I have a dwarf gourami that is pregnant. I don't know what to do now. 
In the same tank are a couple of angels who in the past have eaten their own eggs. 

I have a plastic breeding box, but from what I understand, the male fish needs to fertilize the eggs, so the eggs need to remain accessible for a while. 
How can I see they have been fertilized?
Can I place them in the frybox after?
Any suggestions?

Thanks.

Sylvia


----------



## Puffer Pita

IME and research, dwarf gourami will ONLY mate and spawn in a separate tank on their own, no water movement at all, no filter, and live plants. He will build an extensive nest with bubbles and pieces of plants, then when its ready and she's willing, they'll dance, he'll turn her upside down, and while upside-down, she'll lay the eggs and he'll fert them. Then he'll put another layer of bubbles and plants under them. The female will then need to be removed, as he will become very aggressive towards her, and once the eggs start to hatch, he'll need to be removed or he'll eat them.

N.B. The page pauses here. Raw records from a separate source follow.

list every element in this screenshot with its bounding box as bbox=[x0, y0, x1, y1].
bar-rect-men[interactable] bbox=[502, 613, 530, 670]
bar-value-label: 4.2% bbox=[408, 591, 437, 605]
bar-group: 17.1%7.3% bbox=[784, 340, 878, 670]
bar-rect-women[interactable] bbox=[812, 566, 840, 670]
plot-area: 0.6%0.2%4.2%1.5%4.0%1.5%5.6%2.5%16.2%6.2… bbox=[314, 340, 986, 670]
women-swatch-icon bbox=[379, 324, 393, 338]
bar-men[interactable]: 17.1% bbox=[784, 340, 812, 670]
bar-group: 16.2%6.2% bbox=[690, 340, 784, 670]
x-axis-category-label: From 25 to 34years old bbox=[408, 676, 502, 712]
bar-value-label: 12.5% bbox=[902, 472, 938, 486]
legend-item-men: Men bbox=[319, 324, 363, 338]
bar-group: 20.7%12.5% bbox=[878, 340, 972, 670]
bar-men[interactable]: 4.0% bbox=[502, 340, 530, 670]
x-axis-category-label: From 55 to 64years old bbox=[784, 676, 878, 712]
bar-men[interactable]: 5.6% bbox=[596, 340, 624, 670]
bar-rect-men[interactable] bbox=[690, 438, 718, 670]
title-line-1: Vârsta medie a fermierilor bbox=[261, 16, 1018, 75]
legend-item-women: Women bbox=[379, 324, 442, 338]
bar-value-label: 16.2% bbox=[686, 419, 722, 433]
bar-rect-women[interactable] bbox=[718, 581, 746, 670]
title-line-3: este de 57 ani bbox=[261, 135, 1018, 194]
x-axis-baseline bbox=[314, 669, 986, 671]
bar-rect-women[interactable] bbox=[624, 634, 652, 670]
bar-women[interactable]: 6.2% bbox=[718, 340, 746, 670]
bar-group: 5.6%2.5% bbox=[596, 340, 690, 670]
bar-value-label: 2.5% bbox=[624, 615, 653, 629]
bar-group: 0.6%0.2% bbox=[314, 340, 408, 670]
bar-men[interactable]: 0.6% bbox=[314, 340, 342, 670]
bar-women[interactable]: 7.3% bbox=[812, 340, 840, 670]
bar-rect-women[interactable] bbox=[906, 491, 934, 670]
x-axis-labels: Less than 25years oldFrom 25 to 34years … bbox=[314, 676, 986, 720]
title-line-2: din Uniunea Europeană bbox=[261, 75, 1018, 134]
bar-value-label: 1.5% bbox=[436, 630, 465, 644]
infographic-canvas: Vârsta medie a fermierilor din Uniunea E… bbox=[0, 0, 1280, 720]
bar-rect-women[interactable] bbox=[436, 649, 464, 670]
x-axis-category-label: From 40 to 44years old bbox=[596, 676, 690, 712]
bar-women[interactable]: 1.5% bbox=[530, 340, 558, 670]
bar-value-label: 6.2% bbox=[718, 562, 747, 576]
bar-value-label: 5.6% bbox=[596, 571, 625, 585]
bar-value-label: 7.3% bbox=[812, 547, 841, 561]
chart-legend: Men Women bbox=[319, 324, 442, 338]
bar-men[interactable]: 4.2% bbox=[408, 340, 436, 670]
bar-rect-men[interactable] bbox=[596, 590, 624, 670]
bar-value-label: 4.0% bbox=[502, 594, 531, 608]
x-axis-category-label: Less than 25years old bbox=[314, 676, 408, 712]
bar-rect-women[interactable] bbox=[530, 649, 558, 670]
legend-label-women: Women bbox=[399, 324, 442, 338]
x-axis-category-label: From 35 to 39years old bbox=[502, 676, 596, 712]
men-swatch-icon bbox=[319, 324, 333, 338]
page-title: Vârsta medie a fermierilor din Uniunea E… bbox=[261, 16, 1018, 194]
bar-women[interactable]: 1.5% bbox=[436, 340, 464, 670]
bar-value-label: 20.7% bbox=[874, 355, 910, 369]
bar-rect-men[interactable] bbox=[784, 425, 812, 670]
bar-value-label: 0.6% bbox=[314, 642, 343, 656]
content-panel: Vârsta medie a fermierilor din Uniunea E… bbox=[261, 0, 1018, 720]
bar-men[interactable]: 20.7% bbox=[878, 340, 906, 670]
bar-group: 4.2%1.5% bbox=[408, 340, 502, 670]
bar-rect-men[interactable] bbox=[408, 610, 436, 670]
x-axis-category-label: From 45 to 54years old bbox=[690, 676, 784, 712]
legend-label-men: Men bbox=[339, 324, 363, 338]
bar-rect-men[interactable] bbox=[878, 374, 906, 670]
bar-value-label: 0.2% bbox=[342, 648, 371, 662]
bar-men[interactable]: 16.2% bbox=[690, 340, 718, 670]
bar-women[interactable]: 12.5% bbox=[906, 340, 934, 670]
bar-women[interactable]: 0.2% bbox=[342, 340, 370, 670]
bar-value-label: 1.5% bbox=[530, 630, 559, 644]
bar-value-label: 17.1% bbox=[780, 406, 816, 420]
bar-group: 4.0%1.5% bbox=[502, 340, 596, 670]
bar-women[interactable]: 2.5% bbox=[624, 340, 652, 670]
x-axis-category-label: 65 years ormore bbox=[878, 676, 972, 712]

I recently had mine do this. It took several weeks and was fascinating to watch.

If they are not given a place to spawn, she'll either drop the unfertilized eggs or her body will reabsorb them.


----------



## Sylvia27

*Pregnant dwarf gourami*

Thanks for your reply Tina. 

Well, in my situation, the mating has taken place in a tank with other fish, ventilation and live plants. 

The fish is pregnant. I put her in a breeding box, but then, I'm not sure what to do. I will put the male in there as well. The eggs will hopefully get fertilized the way you describe it, whereafter they will fall under the griddle of the breeding box.

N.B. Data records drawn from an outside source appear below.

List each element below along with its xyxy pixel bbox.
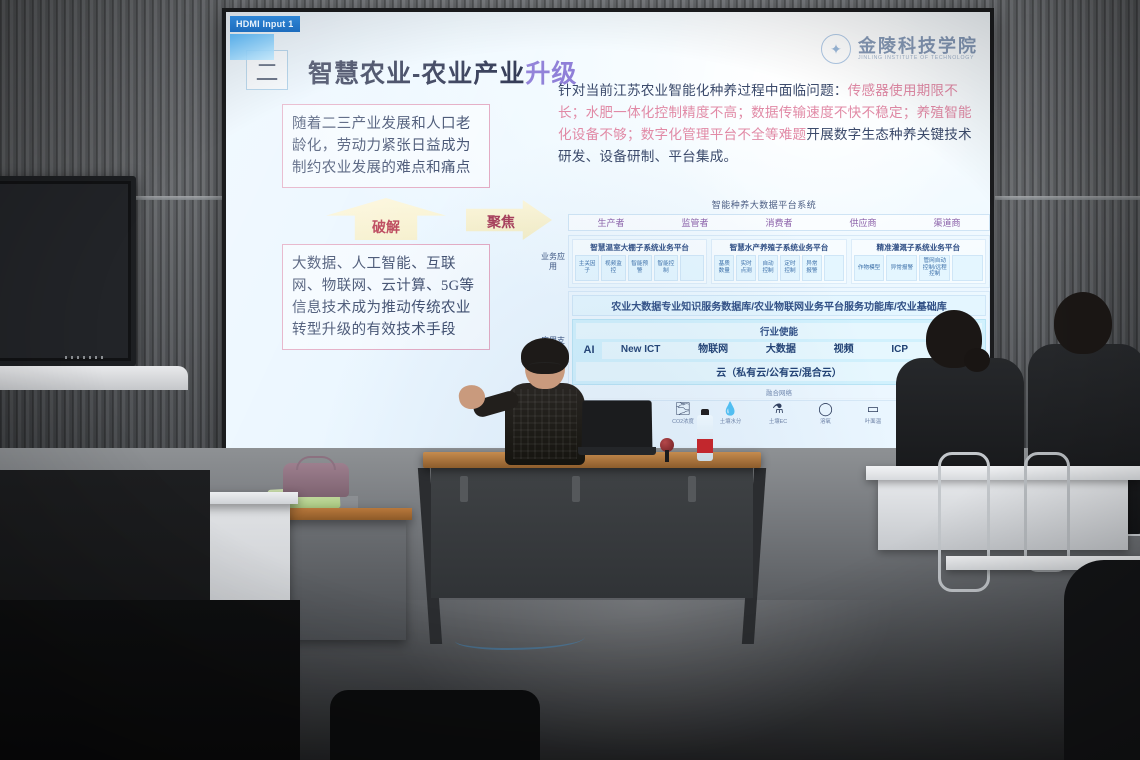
enablement-item: 物联网 bbox=[698, 345, 728, 356]
wall-display-screen bbox=[0, 184, 128, 358]
sensor-label: 溶氧 bbox=[806, 417, 846, 425]
breakthrough-arrow: 破解 bbox=[326, 198, 446, 240]
sensor-soil-moisture-icon: 💧 bbox=[711, 402, 751, 415]
sensor-item: ◯ 溶氧 bbox=[806, 402, 846, 425]
water-bottle bbox=[697, 409, 713, 461]
microphone-stem bbox=[665, 450, 669, 462]
wall-display-shelf bbox=[0, 366, 188, 390]
student-head bbox=[1054, 292, 1112, 354]
diagram-roles-row: 生产者 监管者 消费者 供应商 渠道商 bbox=[568, 214, 990, 231]
subsystem-cells: 主关因子 视频监控 智能预警 智能控制 bbox=[575, 255, 704, 281]
role-item: 渠道商 bbox=[933, 216, 960, 229]
chair-frame bbox=[938, 452, 990, 592]
university-name: 金陵科技学院 JINLING INSTITUTE OF TECHNOLOGY bbox=[858, 37, 978, 61]
subsystem-cell: 主关因子 bbox=[575, 255, 599, 281]
arrow-right-label: 聚焦 bbox=[472, 212, 530, 232]
subsystem-cell: 视频监控 bbox=[601, 255, 625, 281]
left-text-box-2: 大数据、人工智能、互联网、物联网、云计算、5G等信息技术成为推动传统农业转型升级… bbox=[282, 244, 490, 350]
foreground-shadow-block bbox=[0, 600, 300, 760]
university-logo: ✦ 金陵科技学院 JINLING INSTITUTE OF TECHNOLOGY bbox=[821, 34, 978, 64]
subsystem-greenhouse: 智慧温室大棚子系统业务平台 主关因子 视频监控 智能预警 智能控制 bbox=[572, 239, 707, 284]
subsystem-title: 智慧温室大棚子系统业务平台 bbox=[575, 242, 704, 253]
subsystem-irrigation: 精准灌溉子系统业务平台 作物模型 异常报警 管网自动控制/远程控制 bbox=[851, 239, 986, 284]
chair-frame bbox=[1024, 452, 1070, 572]
podium-body bbox=[431, 468, 753, 598]
sensor-label: 土壤水分 bbox=[711, 417, 751, 425]
hdmi-badge-backdrop bbox=[230, 34, 274, 60]
subsystem-cell: 异常报警 bbox=[802, 255, 822, 281]
subsystem-title: 精准灌溉子系统业务平台 bbox=[854, 242, 983, 253]
subsystem-cell: 基质数量 bbox=[714, 255, 734, 281]
sensor-item: ▭ 叶面温 bbox=[853, 402, 893, 425]
student-seated-3 bbox=[1064, 560, 1140, 760]
sensor-leaf-temperature-icon: ▭ bbox=[853, 402, 893, 415]
subsystem-cell: 定时控制 bbox=[780, 255, 800, 281]
wall-display bbox=[0, 176, 136, 366]
sensor-item: ⚗ 土壤EC bbox=[758, 402, 798, 425]
university-name-cn: 金陵科技学院 bbox=[858, 37, 978, 56]
handbag-handle bbox=[296, 456, 336, 470]
slide-title-main: 智慧农业-农业产业 bbox=[308, 60, 525, 88]
university-emblem-icon: ✦ bbox=[821, 34, 851, 64]
paragraph-lead: 针对当前江苏农业智能化种养过程中面临问题： bbox=[558, 83, 848, 98]
sensor-soil-ec-icon: ⚗ bbox=[758, 402, 798, 415]
subsystem-cell: 自动控制 bbox=[758, 255, 778, 281]
podium-handle bbox=[688, 476, 696, 502]
role-item: 生产者 bbox=[597, 216, 624, 229]
page-title: 智慧农业-农业产业升级 bbox=[308, 54, 577, 90]
subsystem-cell: 实时点测 bbox=[736, 255, 756, 281]
problem-paragraph: 针对当前江苏农业智能化种养过程中面临问题：传感器使用期限不长；水肥一体化控制精度… bbox=[558, 80, 982, 168]
sensor-item: 💧 土壤水分 bbox=[711, 402, 751, 425]
enablement-item: New ICT bbox=[621, 345, 660, 356]
laptop-base bbox=[578, 447, 656, 455]
business-application-body: 智慧温室大棚子系统业务平台 主关因子 视频监控 智能预警 智能控制 bbox=[568, 235, 990, 288]
sensor-dissolved-oxygen-icon: ◯ bbox=[806, 402, 846, 415]
role-item: 供应商 bbox=[849, 216, 876, 229]
subsystem-cells: 基质数量 实时点测 自动控制 定时控制 异常报警 bbox=[714, 255, 843, 281]
student-desk-panel bbox=[878, 480, 1128, 550]
subsystem-cell: 异常报警 bbox=[886, 255, 917, 281]
microphone bbox=[660, 438, 674, 460]
subsystem-cell: 管网自动控制/远程控制 bbox=[919, 255, 950, 281]
student-hair-tie bbox=[964, 348, 990, 372]
bottle-body bbox=[697, 415, 713, 461]
subsystem-cell-empty bbox=[680, 255, 704, 281]
subsystem-cells: 作物模型 异常报警 管网自动控制/远程控制 bbox=[854, 255, 983, 281]
diagram-title: 智能种养大数据平台系统 bbox=[538, 198, 990, 211]
enablement-item: 大数据 bbox=[766, 345, 796, 356]
student-torso bbox=[1064, 560, 1140, 760]
wall-display-indicator bbox=[65, 356, 107, 359]
subsystem-list: 智慧温室大棚子系统业务平台 主关因子 视频监控 智能预警 智能控制 bbox=[572, 239, 986, 284]
subsystem-cell: 智能控制 bbox=[654, 255, 678, 281]
subsystem-cell-empty bbox=[824, 255, 844, 281]
glasses-icon bbox=[528, 362, 562, 370]
subsystem-cell-empty bbox=[952, 255, 983, 281]
subsystem-cell: 作物模型 bbox=[854, 255, 885, 281]
enablement-item: 视频 bbox=[834, 345, 854, 356]
classroom-photo: HDMI Input 1 二 智慧农业-农业产业升级 ✦ 金陵科技学院 JINL… bbox=[0, 0, 1140, 760]
sensor-label: 土壤EC bbox=[758, 417, 798, 425]
sensor-label: 叶面温 bbox=[853, 417, 893, 425]
left-text-box-1: 随着二三产业发展和人口老龄化，劳动力紧张日益成为制约农业发展的难点和痛点 bbox=[282, 104, 490, 188]
hdmi-input-badge: HDMI Input 1 bbox=[230, 16, 300, 32]
laptop-screen bbox=[582, 400, 653, 448]
foreground-chair bbox=[330, 690, 540, 760]
laptop bbox=[578, 400, 656, 456]
student-desk-top bbox=[866, 466, 1140, 480]
arrow-up-label: 破解 bbox=[326, 217, 446, 237]
business-application-row: 业务应用 智慧温室大棚子系统业务平台 主关因子 视频监控 智能预警 智能控制 bbox=[538, 235, 990, 288]
row-label-business: 业务应用 bbox=[538, 235, 568, 288]
bottle-label bbox=[697, 439, 713, 453]
podium-handle bbox=[572, 476, 580, 502]
subsystem-aquaculture: 智慧水产养殖子系统业务平台 基质数量 实时点测 自动控制 定时控制 异常报警 bbox=[711, 239, 846, 284]
podium-handle bbox=[460, 476, 468, 502]
role-item: 监管者 bbox=[681, 216, 708, 229]
presentation-slide: HDMI Input 1 二 智慧农业-农业产业升级 ✦ 金陵科技学院 JINL… bbox=[226, 12, 990, 456]
bottle-cap bbox=[701, 409, 709, 415]
role-item: 消费者 bbox=[765, 216, 792, 229]
projection-screen: HDMI Input 1 二 智慧农业-农业产业升级 ✦ 金陵科技学院 JINL… bbox=[222, 8, 994, 460]
university-name-en: JINLING INSTITUTE OF TECHNOLOGY bbox=[858, 56, 978, 61]
subsystem-title: 智慧水产养殖子系统业务平台 bbox=[714, 242, 843, 253]
subsystem-cell: 智能预警 bbox=[628, 255, 652, 281]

I have a 5 gallon fishbowl where I could put them, but it's not heated. 
Would you recommend me to put them (the gourami family) or the fry in there? 

Sylvia


----------



## Puffer Pita

I wouldn't recommend putting them in an unheated bowl.


----------



## Sylvia27

It will be room temperature and it's pretty warm in my house.
I can put the 2 dwarf gouramis in there.

The only alternative would be to leave the fish in the big tank with the other fish. I'm afraid the breeding box is too small to accomodate 2 gouramis doing a bubble dance...

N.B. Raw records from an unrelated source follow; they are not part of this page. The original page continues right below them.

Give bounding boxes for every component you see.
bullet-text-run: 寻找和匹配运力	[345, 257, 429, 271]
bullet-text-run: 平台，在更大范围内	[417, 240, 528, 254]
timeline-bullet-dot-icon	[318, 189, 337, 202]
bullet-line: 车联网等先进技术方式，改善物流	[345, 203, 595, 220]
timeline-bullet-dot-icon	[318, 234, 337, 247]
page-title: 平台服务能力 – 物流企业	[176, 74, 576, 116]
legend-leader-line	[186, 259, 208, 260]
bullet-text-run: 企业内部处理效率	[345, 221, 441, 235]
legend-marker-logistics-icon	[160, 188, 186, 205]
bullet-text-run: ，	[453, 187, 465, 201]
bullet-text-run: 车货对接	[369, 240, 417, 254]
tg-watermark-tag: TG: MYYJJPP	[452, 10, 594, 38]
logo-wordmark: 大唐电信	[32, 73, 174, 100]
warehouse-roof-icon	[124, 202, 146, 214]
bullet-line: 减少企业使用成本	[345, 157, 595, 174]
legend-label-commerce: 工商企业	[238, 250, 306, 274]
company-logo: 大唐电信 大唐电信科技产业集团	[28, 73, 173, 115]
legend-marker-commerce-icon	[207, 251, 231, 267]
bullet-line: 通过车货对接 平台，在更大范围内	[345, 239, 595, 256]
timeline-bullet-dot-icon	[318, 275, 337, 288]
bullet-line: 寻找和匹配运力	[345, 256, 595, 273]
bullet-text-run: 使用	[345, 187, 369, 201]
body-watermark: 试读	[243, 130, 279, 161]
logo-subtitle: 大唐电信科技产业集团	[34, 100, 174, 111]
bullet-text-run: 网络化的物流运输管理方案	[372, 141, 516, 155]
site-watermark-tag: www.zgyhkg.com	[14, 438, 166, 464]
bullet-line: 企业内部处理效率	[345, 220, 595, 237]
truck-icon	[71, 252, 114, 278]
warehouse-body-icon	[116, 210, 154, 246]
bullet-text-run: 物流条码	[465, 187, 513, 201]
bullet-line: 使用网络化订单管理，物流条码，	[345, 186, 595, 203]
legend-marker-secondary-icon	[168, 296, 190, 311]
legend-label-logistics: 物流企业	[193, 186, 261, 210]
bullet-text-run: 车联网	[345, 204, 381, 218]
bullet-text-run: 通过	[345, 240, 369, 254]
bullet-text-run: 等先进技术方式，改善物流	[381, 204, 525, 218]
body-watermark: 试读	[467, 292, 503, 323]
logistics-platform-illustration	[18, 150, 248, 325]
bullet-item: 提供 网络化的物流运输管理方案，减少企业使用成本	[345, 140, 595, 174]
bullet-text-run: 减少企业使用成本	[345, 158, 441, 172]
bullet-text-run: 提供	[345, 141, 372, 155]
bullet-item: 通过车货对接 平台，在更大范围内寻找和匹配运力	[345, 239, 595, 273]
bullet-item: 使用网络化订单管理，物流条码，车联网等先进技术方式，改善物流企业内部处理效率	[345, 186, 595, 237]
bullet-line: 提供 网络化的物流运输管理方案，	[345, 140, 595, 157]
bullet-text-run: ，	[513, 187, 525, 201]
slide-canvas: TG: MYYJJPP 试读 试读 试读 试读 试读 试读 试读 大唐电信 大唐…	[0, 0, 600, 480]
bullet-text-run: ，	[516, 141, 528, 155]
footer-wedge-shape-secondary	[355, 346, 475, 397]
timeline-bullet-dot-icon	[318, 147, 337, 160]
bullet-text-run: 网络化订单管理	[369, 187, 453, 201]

Outside the breeding box, the eggs will be eaten right away. 

Then I have another question. You mention they only mate in an environment without plants, but then they use pieces of plants for their nests?

Sylvia


----------



## Puffer Pita

Sorry, I wrote that badly. I meant no water movement, no filter, but WITH live plants. I apologize for confusing you.

If the only alternative is the 5g tank, then you could use that but make sure its cycled. I'm not sure room temp is going to be warm enough, as I've read they need it to be low to mid 80s to spawn, but you could try it. I definitely wouldn't attempt it in a breeder box though. Use some filter media, gravel, decor, any sort of surface area you can from an established tank to seed it and speed up the cycle.

The eggs won't fall, they get stuck up in the bubble nest with a layer of bubbles and plant pieces above and below, they're sandwiched in-between. The eggs hatch in there and the fry stay there for about 3 days before venturing out.


----------